Mumbai, Aug 20: The Securities and Exchange Board of India (SEBI) has adjourned till September 1, the hearing on the validity of the transfer of Sri Vishnu Cement from Raasi Cement to nine independent investment companies in December 1997.The next hearing will provide an opportunity to the complainants, that is India Cements and a few individuals, to furnish their counter argument to BV Raju's rejoinder to the allegations.
According to SEBI officials, at Thursday's hearing, Raju maintained that the nine companies did not come under the category of "persons acting in concert" when the transfer of Vishnu Cements was effected.
Since the complainants were not present at the hearing, it was felt that in order to provide them an opportunity to present a counter argument a joint hearing of all the parties be held.
"The idea is to give both sides an opportunity to present their cases before passing a verdict and hence the short adjournment", said a senior SEBI official.
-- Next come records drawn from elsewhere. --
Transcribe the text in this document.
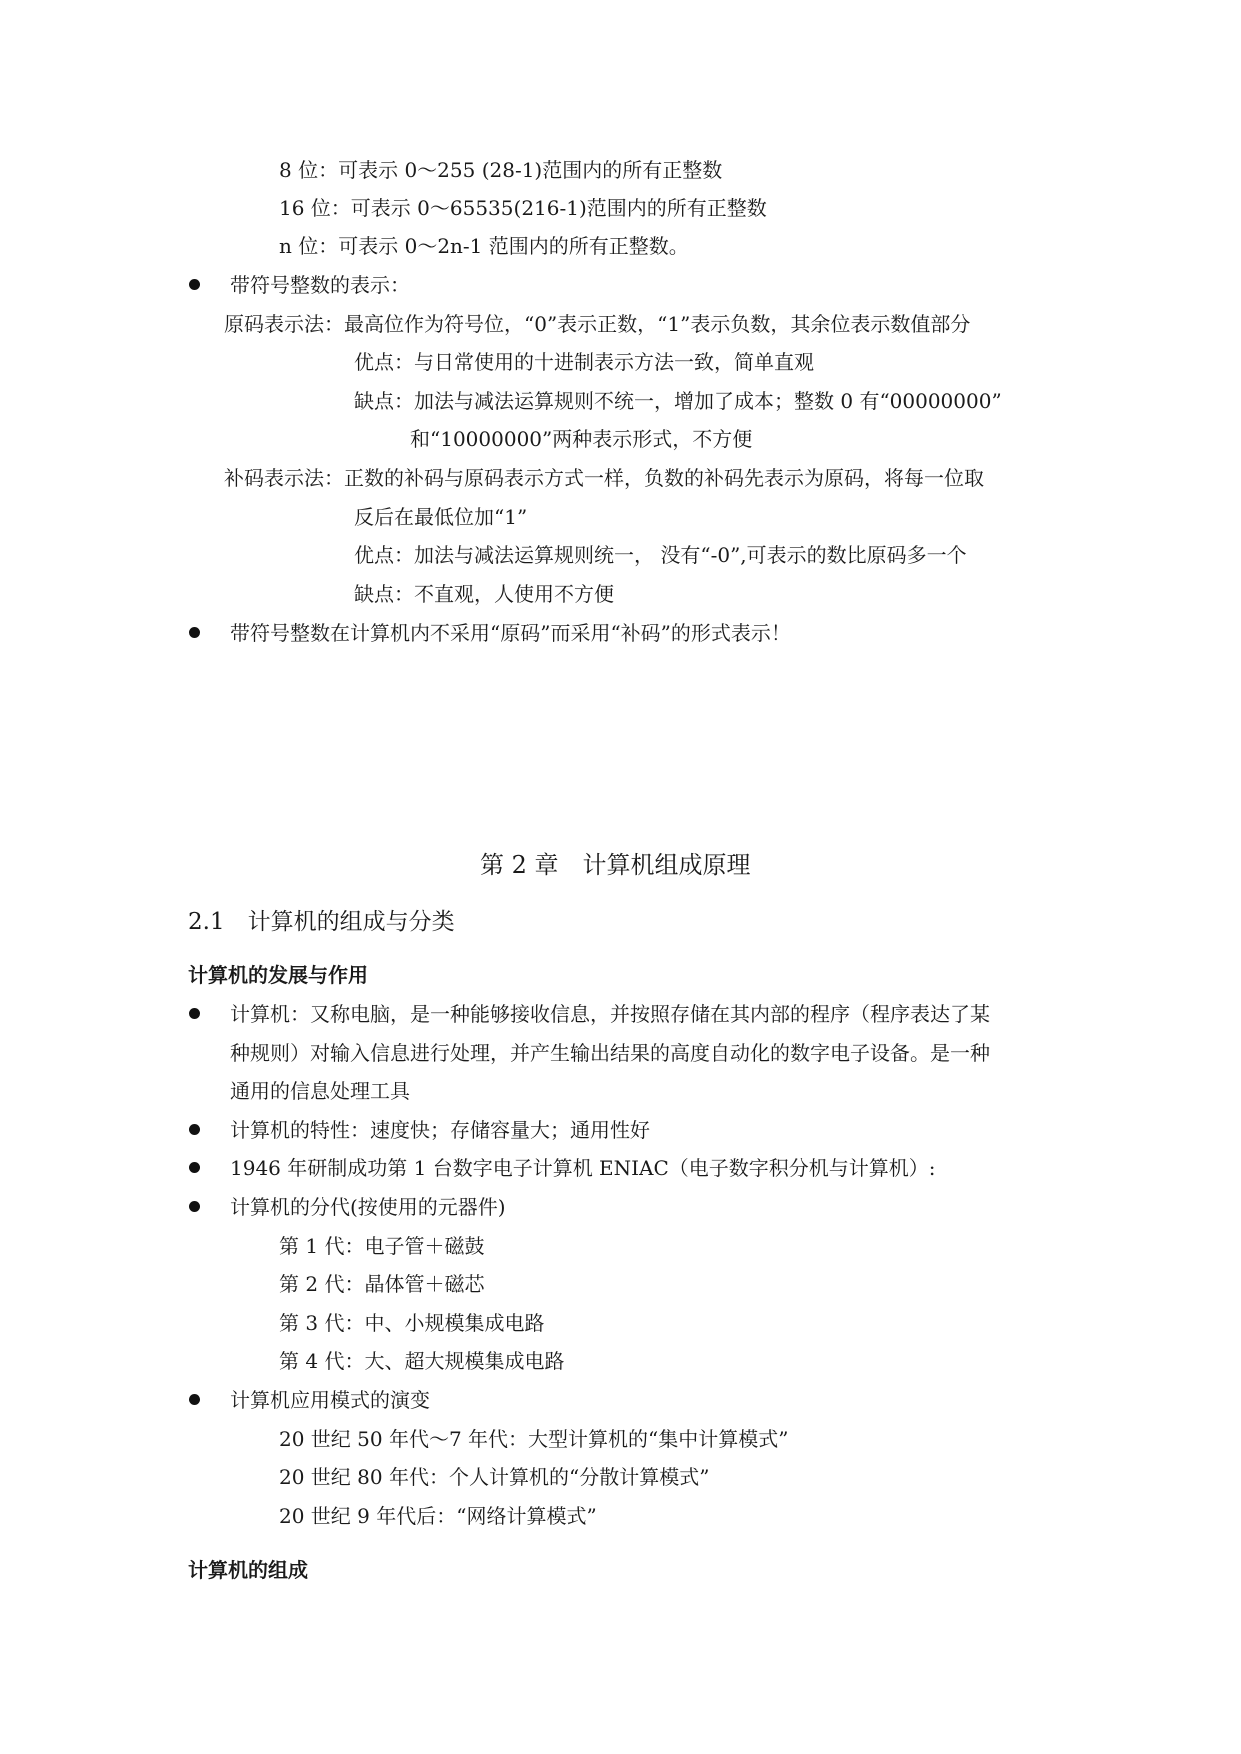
8 位：可表示 0～255 (28-1)范围内的所有正整数
16 位：可表示 0～65535(216-1)范围内的所有正整数
n 位：可表示 0～2n-1 范围内的所有正整数。
带符号整数的表示：
原码表示法：最高位作为符号位，“0”表示正数，“1”表示负数，其余位表示数值部分
优点：与日常使用的十进制表示方法一致，简单直观
缺点：加法与减法运算规则不统一，增加了成本；整数 0 有“00000000”
和“10000000”两种表示形式，不方便
补码表示法：正数的补码与原码表示方式一样，负数的补码先表示为原码，将每一位取
反后在最低位加“1”
优点：加法与减法运算规则统一， 没有“-0”,可表示的数比原码多一个
缺点：不直观，人使用不方便
带符号整数在计算机内不采用“原码”而采用“补码”的形式表示！
第 2 章　计算机组成原理
2.1　计算机的组成与分类
计算机的发展与作用
计算机：又称电脑，是一种能够接收信息，并按照存储在其内部的程序（程序表达了某
种规则）对输入信息进行处理，并产生输出结果的高度自动化的数字电子设备。是一种
通用的信息处理工具
计算机的特性：速度快；存储容量大；通用性好
1946 年研制成功第 1 台数字电子计算机 ENIAC（电子数字积分机与计算机）:
计算机的分代(按使用的元器件)
第 1 代：电子管＋磁鼓
第 2 代：晶体管＋磁芯
第 3 代：中、小规模集成电路
第 4 代：大、超大规模集成电路
计算机应用模式的演变
20 世纪 50 年代～7 年代：大型计算机的“集中计算模式”
20 世纪 80 年代：个人计算机的“分散计算模式”
20 世纪 9 年代后：“网络计算模式”
计算机的组成
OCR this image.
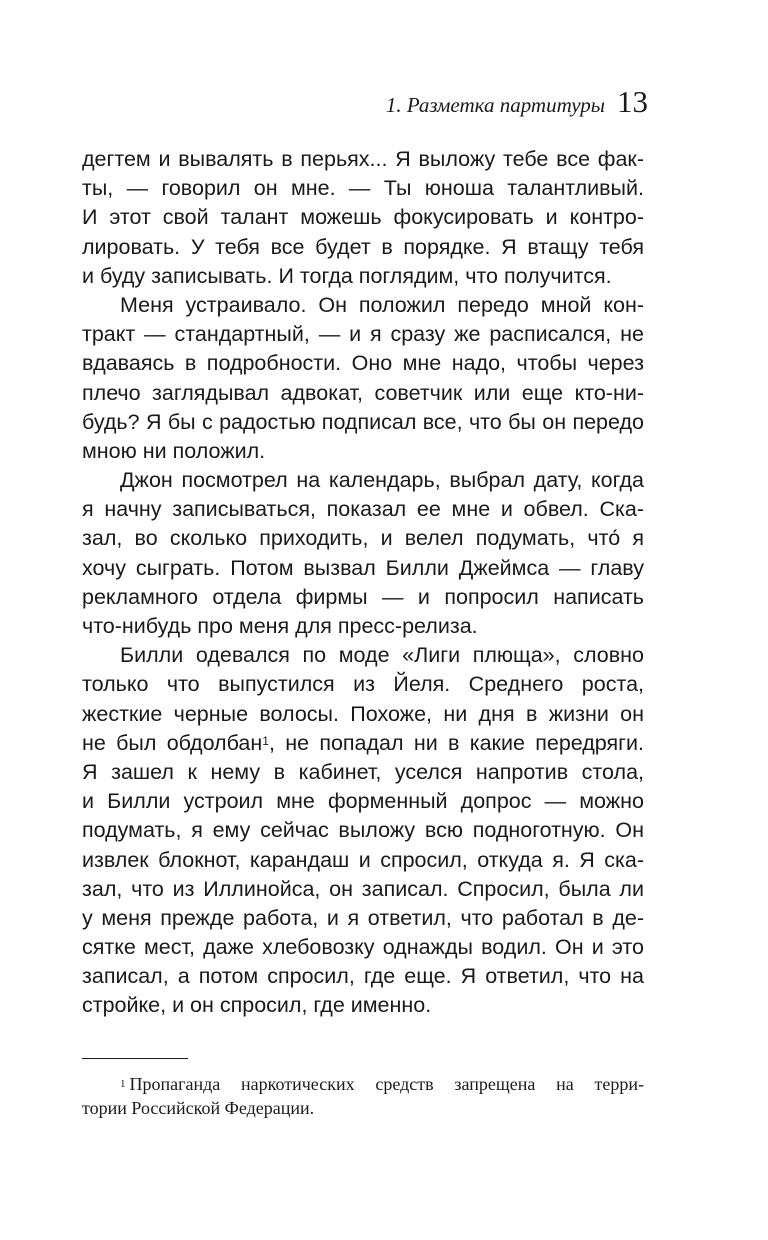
1. Разметка партитуры 13
дегтем и вывалять в перьях... Я выложу тебе все фак-
ты, — говорил он мне. — Ты юноша талантливый.
И этот свой талант можешь фокусировать и контро-
лировать. У тебя все будет в порядке. Я втащу тебя
и буду записывать. И тогда поглядим, что получится.
Меня устраивало. Он положил передо мной кон-
тракт — стандартный, — и я сразу же расписался, не
вдаваясь в подробности. Оно мне надо, чтобы через
плечо заглядывал адвокат, советчик или еще кто-ни-
будь? Я бы с радостью подписал все, что бы он передо
мною ни положил.
Джон посмотрел на календарь, выбрал дату, когда
я начну записываться, показал ее мне и обвел. Ска-
зал, во сколько приходить, и велел подумать, что́ я
хочу сыграть. Потом вызвал Билли Джеймса — главу
рекламного отдела фирмы — и попросил написать
что-нибудь про меня для пресс-релиза.
Билли одевался по моде «Лиги плюща», словно
только что выпустился из Йеля. Среднего роста,
жесткие черные волосы. Похоже, ни дня в жизни он
не был обдолбан$^1$, не попадал ни в какие передряги.
Я зашел к нему в кабинет, уселся напротив стола,
и Билли устроил мне форменный допрос — можно
подумать, я ему сейчас выложу всю подноготную. Он
извлек блокнот, карандаш и спросил, откуда я. Я ска-
зал, что из Иллинойса, он записал. Спросил, была ли
у меня прежде работа, и я ответил, что работал в де-
сятке мест, даже хлебовозку однажды водил. Он и это
записал, а потом спросил, где еще. Я ответил, что на
стройке, и он спросил, где именно.
$^1$ Пропаганда наркотических средств запрещена на терри-
тории Российской Федерации.
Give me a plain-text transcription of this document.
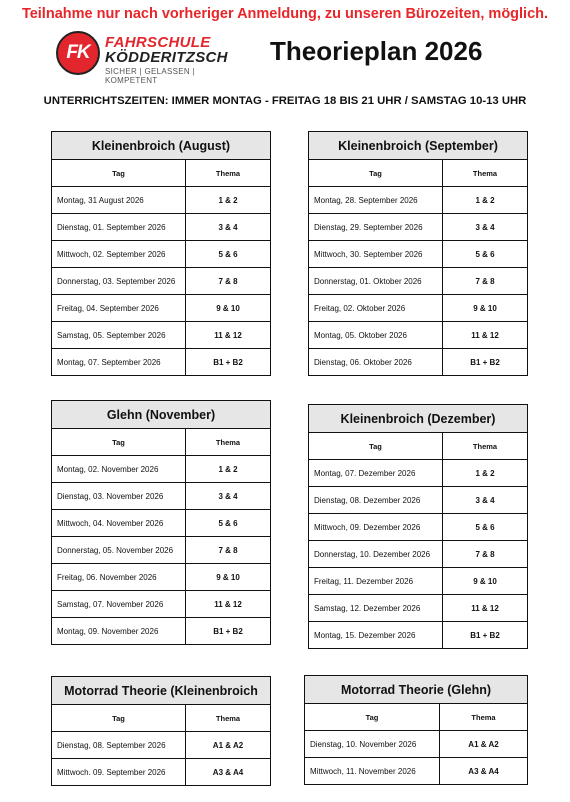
Teilnahme nur nach vorheriger Anmeldung, zu unseren Bürozeiten, möglich.
FK	FAHRSCHULE
KÖDDERITZSCH
SICHER | GELASSEN | KOMPETENT
Theorieplan 2026
UNTERRICHTSZEITEN: IMMER MONTAG - FREITAG 18 BIS 21 UHR / SAMSTAG 10-13 UHR
Kleinenbroich (August)	
Tag	Thema
Montag, 31 August 2026	1 & 2
Dienstag, 01. September 2026	3 & 4
Mittwoch, 02. September 2026	5 & 6
Donnerstag, 03. September 2026	7 & 8
Freitag, 04. September 2026	9 & 10
Samstag, 05. September 2026	11 & 12
Montag, 07. September 2026	B1 + B2
Kleinenbroich (September)	
Tag	Thema
Montag, 28. September 2026	1 & 2
Dienstag, 29. September 2026	3 & 4
Mittwoch, 30. September 2026	5 & 6
Donnerstag, 01. Oktober 2026	7 & 8
Freitag, 02. Oktober 2026	9 & 10
Montag, 05. Oktober 2026	11 & 12
Dienstag, 06. Oktober 2026	B1 + B2
Glehn (November)	
Tag	Thema
Montag, 02. November 2026	1 & 2
Dienstag, 03. November 2026	3 & 4
Mittwoch, 04. November 2026	5 & 6
Donnerstag, 05. November 2026	7 & 8
Freitag, 06. November 2026	9 & 10
Samstag, 07. November 2026	11 & 12
Montag, 09. November 2026	B1 + B2
Kleinenbroich (Dezember)	
Tag	Thema
Montag, 07. Dezember 2026	1 & 2
Dienstag, 08. Dezember 2026	3 & 4
Mittwoch, 09. Dezember 2026	5 & 6
Donnerstag, 10. Dezember 2026	7 & 8
Freitag, 11. Dezember 2026	9 & 10
Samstag, 12. Dezember 2026	11 & 12
Montag, 15. Dezember 2026	B1 + B2
Motorrad Theorie (Kleinenbroich	
Tag	Thema
Dienstag, 08. September 2026	A1 & A2
Mittwoch. 09. September 2026	A3 & A4
Motorrad Theorie (Glehn)	
Tag	Thema
Dienstag, 10. November 2026	A1 & A2
Mittwoch, 11. November 2026	A3 & A4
Raju was of the opinion that since the deal was completed long before India Cements succeeded in wrenching Raasi Cement from Raju's grip, Vishnu Cement should not be transferred to India Cements along with the assets of Raasi.
He said that India Cements managing director N Srinivasan had, in course of the successful takeover of Raasi, gone on record in the media saying that the acquisition price of Rs 300 per share was based on Raasi's assets alone, and did not take into account the assets of Vishnu Cement, about which Srinivasan had then said he had "no regrets".
Infrastructure and power problems had forced early losses on Vishnu Cement, which Raju had started after successfully setting up Raasi Cement. The company went to the Board for Industrial & Financial Reconstruction, and became a millstone round Raasi Cement's neck. With the interests of Raasi Cement's shareholders in mind, Raju decided to transfer the sick company's shares from Raasi Cement to nine "independent" investment companies, armed with approval for the enabling resolution of three institutional nominees on the Raasi board. Raju says he was advised by experts that the acquisition by the nine companies did not trigger the takeover code, and no open offer was therefore made at the time to Vishnu Cement's remaining shareholders. The deal was completed by December 1997.
This was followed by a takeover of Raasi Cement by India Cements, where Raju was outgunned by India Cements promoters' access to company funds, something not allowed to domestic promoters defending their stakes.
Soon after the takeover, in July 1998, the IDBI sought a non-disposal undertaking from the nine companies, and legal experts pointed out to Raju that the joint signature of such an undertaking would pin the definition of "persons acting in concert" on them and trigger the takeover code. An open offer was accordingly made for an additional 20 per cent of Vishnu Cement shares by the nine firms.
India Cements has since objected to this, and raised the matter with SEBI, saying that the transfer of Vishnu Cement amounted to a violation of the takeover code.